All of lore.kernel.org
 help / color / mirror / Atom feed
From: Junio C Hamano <gitster@pobox.com>
To: Clemens Buchacher <drizzd@aon.at>
Cc: "Thomas Gummerer" <t.gummerer@gmail.com>,
	"Jeff King" <peff@peff.net>,
	"Torsten Bögershausen" <tboegi@web.de>,
	"brian m. carlson" <sandals@crustytoothpaste.net>,
	"Lars Schneider" <larsxschneider@gmail.com>,
	"Mike Hommey" <mh@glandium.org>,
	git@vger.kernel.org
Subject: Re: [PATCH] travis-ci: run previously failed tests first, then slowest to fastest
Date: Wed, 27 Jan 2016 11:05:07 -0800	[thread overview]
Message-ID: <xmqqd1sm9730.fsf@gitster.mtv.corp.google.com> (raw)
In-Reply-To: <20160127151602.GA1690@ecki.hitronhub.home> (Clemens Buchacher's message of "Wed, 27 Jan 2016 16:16:02 +0100")

Clemens Buchacher <drizzd@aon.at> writes:

> Coming back to "[PATCH] optionally disable gitattributes": The topics
> are related, because they both deal with the situation where the work
> tree has files which are not normalized according to gitattributes. But
> my patch is more about saying: ok, I know I may have files which need to
> be normalized, but I want to ignore this issue for now. Please disable
> gitattributes for now, because I want to work with the files as they are
> committed. Conversely, the discussion here is about how to reliably
> detect and fix files which are not normalized.

I primarily wanted to make sure that you understood the underlying
issue, so that I do not have to go back to the basics in the other
thread.  And it is clear that you obviously do, which is good.
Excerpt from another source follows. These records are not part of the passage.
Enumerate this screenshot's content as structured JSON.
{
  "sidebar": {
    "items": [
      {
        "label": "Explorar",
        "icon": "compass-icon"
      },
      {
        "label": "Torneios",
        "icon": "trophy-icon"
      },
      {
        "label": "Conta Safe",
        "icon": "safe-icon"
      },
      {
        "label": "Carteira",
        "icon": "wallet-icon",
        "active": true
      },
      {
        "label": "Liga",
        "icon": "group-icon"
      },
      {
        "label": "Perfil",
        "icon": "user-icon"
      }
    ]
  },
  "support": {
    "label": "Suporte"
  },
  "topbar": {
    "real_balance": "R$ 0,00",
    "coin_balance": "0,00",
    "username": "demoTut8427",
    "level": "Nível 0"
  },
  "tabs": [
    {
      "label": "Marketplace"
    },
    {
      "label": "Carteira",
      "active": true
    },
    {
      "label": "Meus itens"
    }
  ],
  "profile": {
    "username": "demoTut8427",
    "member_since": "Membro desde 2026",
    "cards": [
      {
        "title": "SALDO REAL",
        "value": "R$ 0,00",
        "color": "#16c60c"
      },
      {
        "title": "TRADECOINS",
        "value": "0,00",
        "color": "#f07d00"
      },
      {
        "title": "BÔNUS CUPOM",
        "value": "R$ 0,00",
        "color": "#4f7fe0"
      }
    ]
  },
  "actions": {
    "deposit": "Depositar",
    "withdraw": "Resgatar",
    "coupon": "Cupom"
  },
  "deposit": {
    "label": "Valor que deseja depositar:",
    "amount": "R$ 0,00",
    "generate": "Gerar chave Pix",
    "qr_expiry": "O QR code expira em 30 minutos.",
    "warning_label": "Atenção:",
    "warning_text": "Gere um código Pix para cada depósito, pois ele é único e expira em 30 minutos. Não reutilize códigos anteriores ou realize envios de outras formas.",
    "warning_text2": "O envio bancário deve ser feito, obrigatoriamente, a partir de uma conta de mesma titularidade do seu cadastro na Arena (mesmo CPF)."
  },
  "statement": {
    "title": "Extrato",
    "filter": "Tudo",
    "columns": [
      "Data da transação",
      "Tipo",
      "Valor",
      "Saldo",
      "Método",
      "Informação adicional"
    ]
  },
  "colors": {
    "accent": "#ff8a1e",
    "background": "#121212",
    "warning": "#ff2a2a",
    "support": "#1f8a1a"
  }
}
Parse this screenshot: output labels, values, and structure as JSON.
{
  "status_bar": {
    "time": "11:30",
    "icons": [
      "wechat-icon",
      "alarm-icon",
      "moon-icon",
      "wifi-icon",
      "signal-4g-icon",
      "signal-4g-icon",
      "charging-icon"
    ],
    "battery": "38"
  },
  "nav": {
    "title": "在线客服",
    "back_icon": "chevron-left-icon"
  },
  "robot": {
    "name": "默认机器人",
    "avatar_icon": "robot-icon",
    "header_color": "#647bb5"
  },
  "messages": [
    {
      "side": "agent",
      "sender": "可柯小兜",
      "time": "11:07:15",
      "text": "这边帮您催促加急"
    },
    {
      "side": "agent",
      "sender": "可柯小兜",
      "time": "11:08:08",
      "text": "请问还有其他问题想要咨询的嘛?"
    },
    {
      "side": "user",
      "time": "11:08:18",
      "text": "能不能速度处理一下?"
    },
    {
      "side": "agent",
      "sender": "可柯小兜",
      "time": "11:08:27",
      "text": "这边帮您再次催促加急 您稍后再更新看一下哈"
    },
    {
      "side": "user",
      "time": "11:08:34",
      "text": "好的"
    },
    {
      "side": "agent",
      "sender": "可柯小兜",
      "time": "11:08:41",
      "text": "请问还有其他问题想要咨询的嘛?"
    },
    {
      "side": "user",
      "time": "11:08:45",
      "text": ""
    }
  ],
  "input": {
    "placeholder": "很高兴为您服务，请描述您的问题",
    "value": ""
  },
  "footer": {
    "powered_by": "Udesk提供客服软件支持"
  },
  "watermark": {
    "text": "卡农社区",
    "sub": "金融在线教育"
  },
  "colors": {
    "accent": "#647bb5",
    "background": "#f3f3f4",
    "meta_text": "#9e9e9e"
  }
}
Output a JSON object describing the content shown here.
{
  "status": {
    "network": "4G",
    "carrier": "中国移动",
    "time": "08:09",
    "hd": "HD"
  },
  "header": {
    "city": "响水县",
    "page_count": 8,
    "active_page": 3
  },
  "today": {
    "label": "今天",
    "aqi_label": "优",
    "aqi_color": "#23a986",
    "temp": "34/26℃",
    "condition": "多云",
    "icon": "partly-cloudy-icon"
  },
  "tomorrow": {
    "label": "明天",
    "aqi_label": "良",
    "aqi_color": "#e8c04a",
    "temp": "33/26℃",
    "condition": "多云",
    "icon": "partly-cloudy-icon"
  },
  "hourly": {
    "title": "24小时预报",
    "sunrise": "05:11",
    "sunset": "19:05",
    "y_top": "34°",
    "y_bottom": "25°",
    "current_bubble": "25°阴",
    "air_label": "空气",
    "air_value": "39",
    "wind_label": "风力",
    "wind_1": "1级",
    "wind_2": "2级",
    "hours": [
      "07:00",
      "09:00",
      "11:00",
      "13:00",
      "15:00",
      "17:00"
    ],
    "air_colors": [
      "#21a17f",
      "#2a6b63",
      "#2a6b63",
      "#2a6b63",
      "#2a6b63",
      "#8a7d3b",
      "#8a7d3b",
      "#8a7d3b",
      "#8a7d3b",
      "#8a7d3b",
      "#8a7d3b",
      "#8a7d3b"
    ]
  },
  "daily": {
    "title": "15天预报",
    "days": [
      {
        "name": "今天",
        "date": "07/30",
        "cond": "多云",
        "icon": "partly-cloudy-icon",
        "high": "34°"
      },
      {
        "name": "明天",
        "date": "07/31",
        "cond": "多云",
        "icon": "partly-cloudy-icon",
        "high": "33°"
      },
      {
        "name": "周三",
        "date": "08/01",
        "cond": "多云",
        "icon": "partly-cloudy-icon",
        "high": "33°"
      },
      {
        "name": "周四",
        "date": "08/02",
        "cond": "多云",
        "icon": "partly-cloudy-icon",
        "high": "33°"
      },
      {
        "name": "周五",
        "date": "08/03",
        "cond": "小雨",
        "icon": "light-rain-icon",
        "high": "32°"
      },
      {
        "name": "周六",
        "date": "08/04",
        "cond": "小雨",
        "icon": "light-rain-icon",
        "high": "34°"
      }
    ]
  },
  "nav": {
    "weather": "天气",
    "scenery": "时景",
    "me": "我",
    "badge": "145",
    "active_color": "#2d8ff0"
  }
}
Here, you seem to think that what t0025 wants to see happen is
sensible, judging by the fact that you call "rm .git/index && git
reset" a "fix".

My take on this is quite different.  After a "reset --hard HEAD", we
should be able to trust the cached stat information and have "diff
HEAD" say "no changes".  That is what you essentially want in the
other thread, if I understand you correctly, and in an ideal world
where the filesystem timestamp has infinite precision, that is what
would happen in t0025, always "breaking" its expectation.  The real
world has much coarser timestamp granularity than ideal, and that is
why the test appear to be "flaky", failing to give "correct" outcome
some of the time--but I'd say that it is expecting a wrong thing.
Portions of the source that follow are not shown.